O Conselho Superior das Forças Armadas repetiu três vezes publicamente que vai garantir eleições livres e democráticas. Além disso, os militares têm um enorme respeito em relação aos egípcios. Eles ganharam até mais respeito nas últimas três semanas, pois quase não intervieram nas manifestações e não se opuseram à população. Acho improvável que eles façam algo que abale esse respeito que conquistaram. Se a classe média, especialmente os jovens egípcios, tem um ímpeto para mudanças, com o apoio de outros muitos milhões de pessoas, não acredito que o Exército se oponha a essas aspirações.

No seu livro, o senhor escreve bastante sobre religião. O quão importante ela é para a política no Egito? 
É extremamente importante. Nas últimas décadas, uma série de sectarismos surgiu no Egito. Essas divisões se intensificaram nos últimos dez anos, resultando em violentos confrontos entre segmentos religiosos no país. No primeiro dia de 2011, por exemplo, dezenas de cristãos morreram em Alexandria, em um atentado. Com isso, a sociedade egípcia ficou amedrontada, depois de muitos anos de paz entre cristãos e islâmicos. A classe média, especialmente, por causa das tensões, se tornou mais adepta da retórica nacionalista, deixando de lado a islâmica. Apesar de a Irmandade Muçulmana continuar sendo o maior movimento opositor no país, é importante ressaltar que a revolta que vimos nas últimas semanas foi impulsionada por um nacionalismo secular, e não pelo idealismo islâmico. 
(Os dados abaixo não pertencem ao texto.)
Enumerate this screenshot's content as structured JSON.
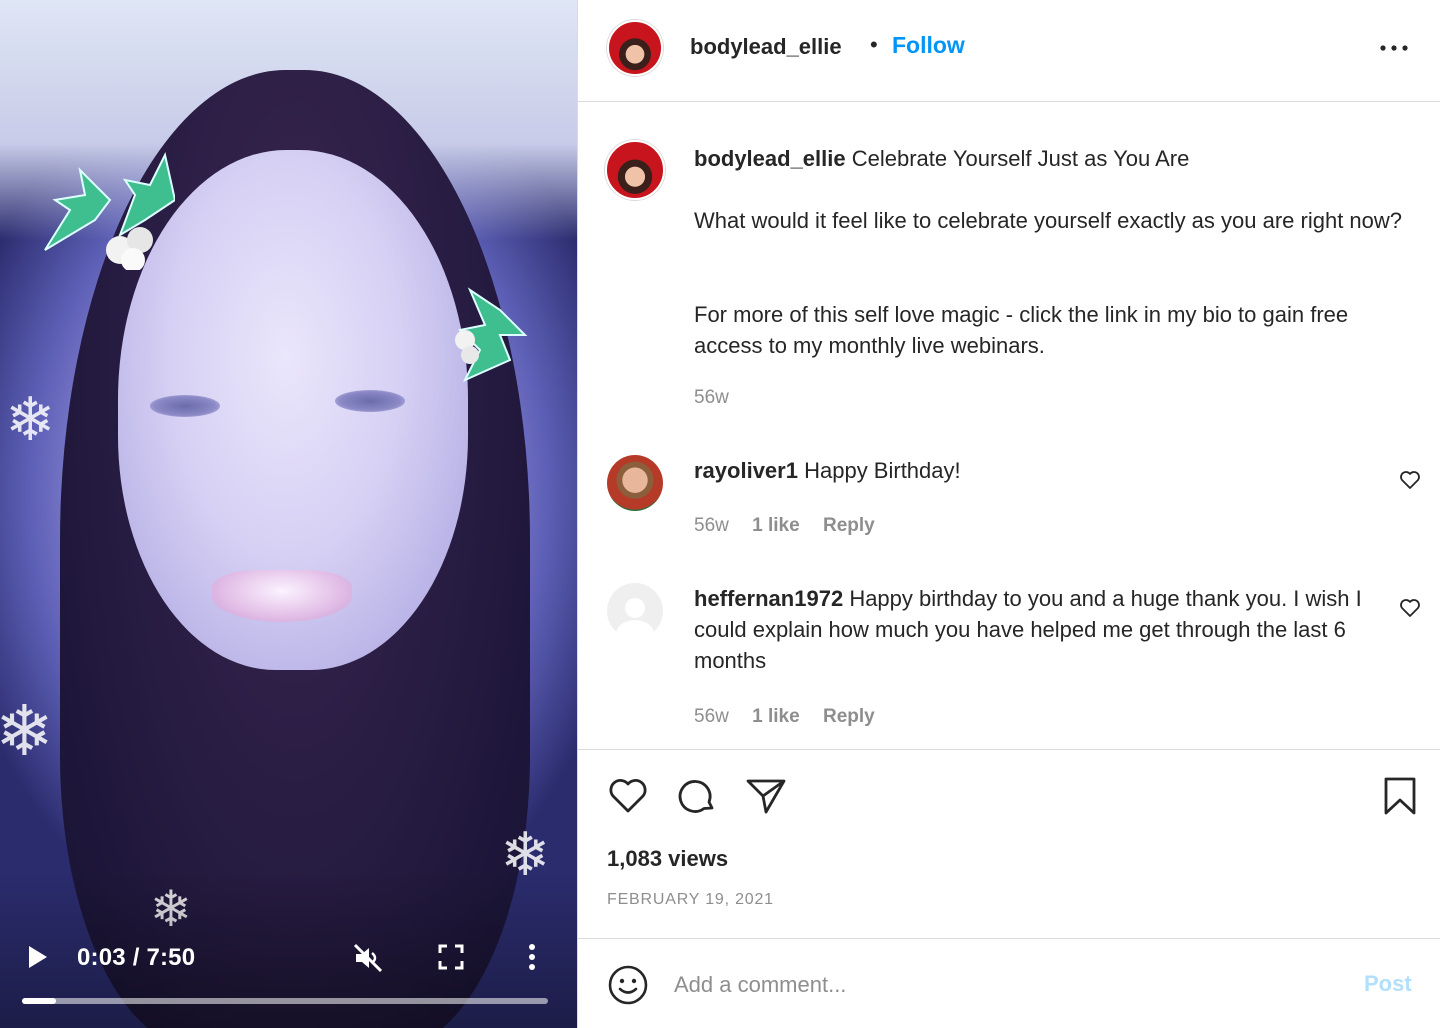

A Irmandade Muçulmana, embora garanta que não apresentará um candidato à Presidência, já anunciou a criação de um partido político após as reformas na Constituição. Quais são as aspirações do movimento, em sua opinião?
O grupo foi por muitos anos o mais organizado e poderoso da oposição egípcia. O fato de que querer formar um partido político era previsível. Porém, a Irmandade Muçulmana não é um grupo coerente e homogêneo, há uma série de divisões dentro dele, e a atitude de cada um é diferente. Da mesma forma em que existem os conservadores, há também milhares de seguidores jovens. Nas eleições de novembro de 2010, essas tensões internas ficaram muito claras. O momento agora, como disse, não é dos fundamentalistas, mas do movimento liberal no Egito.

Existe a possibilidade de o Egito se tornar uma ditadura islâmica como o Irã?
No futuro, vamos ter um partido que represente a Irmandade Muçulmana e o Islã. Ele possivelmente terá uma forte representatividade no Parlamento, mas isso não significa que vai eleger um presidente ou ter um de seus membros como uma poderosa autoridade do país. Atualmente, já se vê muitos outros partidos políticos emergindo, especialmente do movimento liberal. Como o panorama político agora é muito mais aberto e livre, eles poderão se organizar e criar uma concorrência que a Irmandade nunca teve.